Il pensa à sa mère et son cœur se serra. Jusqu’alors, il justifiait son absence de confession sur sa sexualité par le fait que son célibat ne l’y obligeait pas, mais il y avait dans le fond une sombre menace qui pesait sur lui. Bien que cela ne saute pas aux yeux, sa mère était croyante. Ce n’était pas au point de réciter la prière ou d’aller régulièrement à la messe, mais elle s’était mariée à l’église, deux fois, et avait fait baptiser ses enfants. Il l’avait vu à plusieurs reprises dévier le regard devant deux hommes s’embrassant, ou soupirer fortement quand ils se tenaient la main. Elle ne disait jamais rien, n’avait jamais insulté qui que ce soit, mais il connaissait le fond de sa pensée.

Est-ce qu’elle détournerait les yeux de lui ? Ferait-elle une exception pour son fils ? Il décida de ne plus y songer. Aujourd’hui devait être un jour où il irait bien et laisser ses réflexions troubles de côté.

— Tu as vraiment pris la résolution de renoncer aux mecs ?

— Pas tant que ça, mais au moins ne pas faire tout un drame de mon célibat. Faut croire que c’est pas aussi simple de vouloir rencontrer la bonne personne par rapport à l’époque de nos parents. Dès que je suis avec un mec et que je commence à lui parler d’engagement, il finit par se montrer distant et la relation se termine. Au moins ils ont le cran de le faire avant que je tombe amoureuse.

— Sans vouloir te vexer, tu agissais toujours comme si tu étais amoureuse de tes ex.

— Oui, bon, c’est vrai que je suis du genre à m’attacher, admit-elle en levant les yeux au ciel. Mais je ne m’épanchais pas tellement là-dessus, non ?

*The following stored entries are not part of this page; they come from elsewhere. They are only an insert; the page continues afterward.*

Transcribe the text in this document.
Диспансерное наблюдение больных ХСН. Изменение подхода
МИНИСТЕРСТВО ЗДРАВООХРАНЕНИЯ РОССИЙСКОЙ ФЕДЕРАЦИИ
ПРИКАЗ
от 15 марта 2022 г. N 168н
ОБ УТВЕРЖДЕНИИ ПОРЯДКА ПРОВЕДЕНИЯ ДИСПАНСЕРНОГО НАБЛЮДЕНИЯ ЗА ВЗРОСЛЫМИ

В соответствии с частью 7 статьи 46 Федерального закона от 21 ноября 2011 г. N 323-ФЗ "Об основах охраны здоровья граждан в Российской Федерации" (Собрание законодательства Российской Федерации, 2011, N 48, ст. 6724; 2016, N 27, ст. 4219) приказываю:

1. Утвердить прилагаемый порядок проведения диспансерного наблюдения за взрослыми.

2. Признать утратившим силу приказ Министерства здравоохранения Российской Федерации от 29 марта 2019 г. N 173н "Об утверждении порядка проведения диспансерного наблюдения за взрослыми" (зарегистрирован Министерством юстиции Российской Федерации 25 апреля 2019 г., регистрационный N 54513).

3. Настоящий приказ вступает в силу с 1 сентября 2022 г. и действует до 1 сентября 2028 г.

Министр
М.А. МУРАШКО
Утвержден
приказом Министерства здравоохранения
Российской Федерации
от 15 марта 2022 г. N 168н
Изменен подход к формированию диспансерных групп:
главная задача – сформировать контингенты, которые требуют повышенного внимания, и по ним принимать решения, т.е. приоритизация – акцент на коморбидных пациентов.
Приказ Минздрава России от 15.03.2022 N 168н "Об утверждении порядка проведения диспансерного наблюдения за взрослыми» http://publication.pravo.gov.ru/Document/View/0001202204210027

— Bof. Tu parlais tellement d’eux que j’en savais plus sur tes mecs que sur toi. Tu venais de larguer le deuxième quand j’ai appris que tu aimais dessiner sur ton temps libre. Et c’est vraiment dommage parce que je trouve que t’es une chouette fille et je sais pas grand-chose de toi. En fait, il a fallu que tu ramènes Arthur pour que je te cerne mieux et que je me rende compte que t’es pas juste une gamine mielleuse et trop portée sur le romantisme à deux balles.

Les mots avaient franchi ses lèvres comme s’il n’avait plus eu de filtre. Seulement, il réalisa qu’il avait été suffisamment peu élogieux pour qu’elle puisse lui en vouloir. Ce qu’il avait dit résumait une vision qu’il avait d’elle auparavant, telle une plaine à moitié cachée par le brouillard. Mais l’éclaircie récente lui avait fait voir la beauté du paysage que pouvait être l’étudiante.

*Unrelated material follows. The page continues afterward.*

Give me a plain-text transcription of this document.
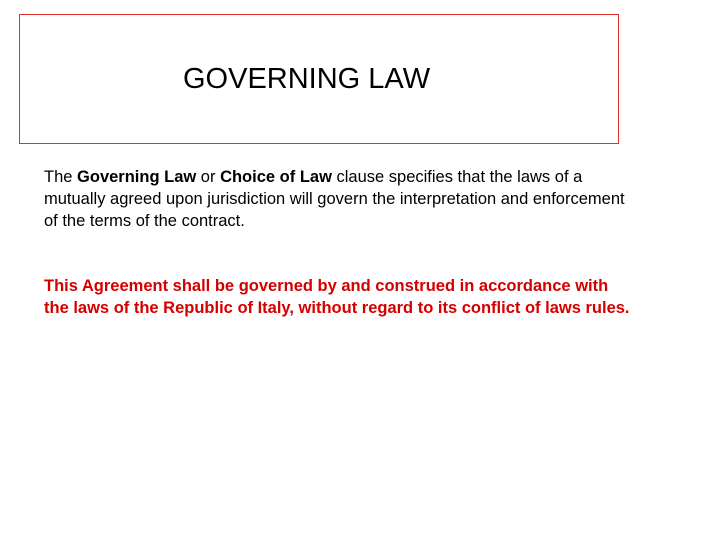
GOVERNING LAW

The Governing Law or Choice of Law clause specifies that the laws of a mutually agreed upon jurisdiction will govern the interpretation and enforcement of the terms of the contract.

This Agreement shall be governed by and construed in accordance with the laws of the Republic of Italy, without regard to its conflict of laws rules.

Silencieuse, elle se mordit la lèvre et il crut l’avoir définitivement froissé.

— Pardon, j’ai exagéré, se rattrapa-t-il.

— Donc tu ne me trouves pas « chouette » ? demanda-t-elle avec ses grands yeux scrutateurs.

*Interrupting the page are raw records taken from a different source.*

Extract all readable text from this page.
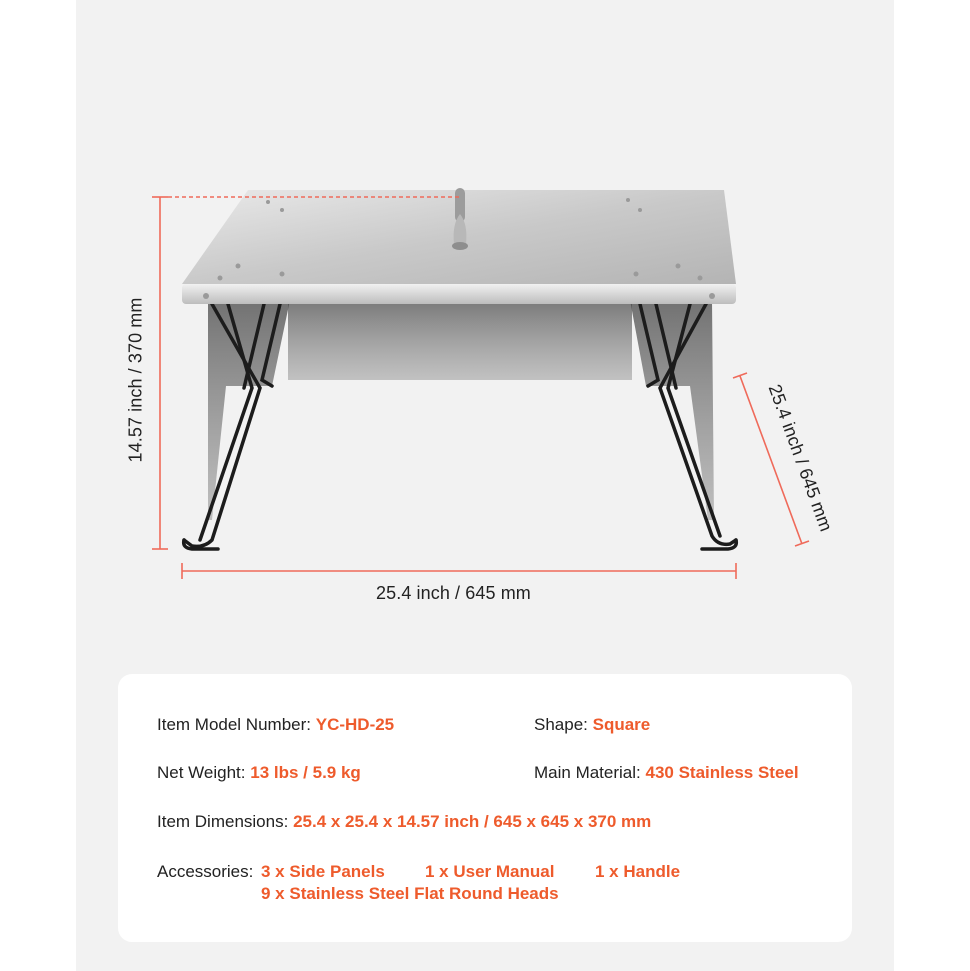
25.4 inch / 645 mm
14.57 inch / 370 mm	25.4 inch / 645 mm
Item Model Number: YC-HD-25	Shape: Square
Net Weight: 13 lbs / 5.9 kg	Main Material: 430 Stainless Steel
Item Dimensions: 25.4 x 25.4 x 14.57 inch / 645 x 645 x 370 mm
Accessories: 3 x Side Panels 1 x User Manual 1 x Handle
9 x Stainless Steel Flat Round Heads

— C’est tout ce que tu as retenu de ce que je t’ai dit ?

— Étant donné qu’on n’a jamais vraiment causé en tête à tête, j’ai pensé que tu ne m’aimais pas tant que ça.

— Disons que j’ai eu quelques préjugés à ton égard, confessa-t-il. Mais en fait, je trouve que tu es une belle personne.

Le teint clair de Ludivine vira aussitôt au rose vif. Il avait déjà remarqué qu’elle ne savait pas dissimuler ses émotions et encore moins son embarras. Cela le fit sourire et elle le rabroua en lui cognant l’épaule. Il fit mine de l’esquiver en riant.

— Donc Arthur me trouvait mignon ?

Une fois calmé, il passa du coq à l’âne pour le simple plaisir de se faire mousser. C’était aussi une manière pour se rendre compte de ce que la jeune fille pensait de leur nouvelle relation.

— Ça lui a pris juste après la séance photo aux ruines, dit-elle avec un clin d’œil complice. Je crois que c’est le fait de voir ta figure sur son écran pendant des jours qui l’a fait craquer. J’ai vu clair en lui quand il a commencé à me parler de vos rencards d’échecs. Et… j’espère que tu ne m’en voudras pas pour ce que je vais te dire. Mais quand j’ai compris que tu lui plaisais, j’ai mené discrètement mon enquête à ton sujet en faisant connaissance avec tes vieux amis à la soirée. L’un deux m’a dit que tu avais flirté avec des filles, sans plus, mais rien qui pouvait sous-entendre que tu pouvais t’intéresser aux garçons. Alors j’ai dissuadé Arthur de tenter sa chance et on a pris cette fichue résolution.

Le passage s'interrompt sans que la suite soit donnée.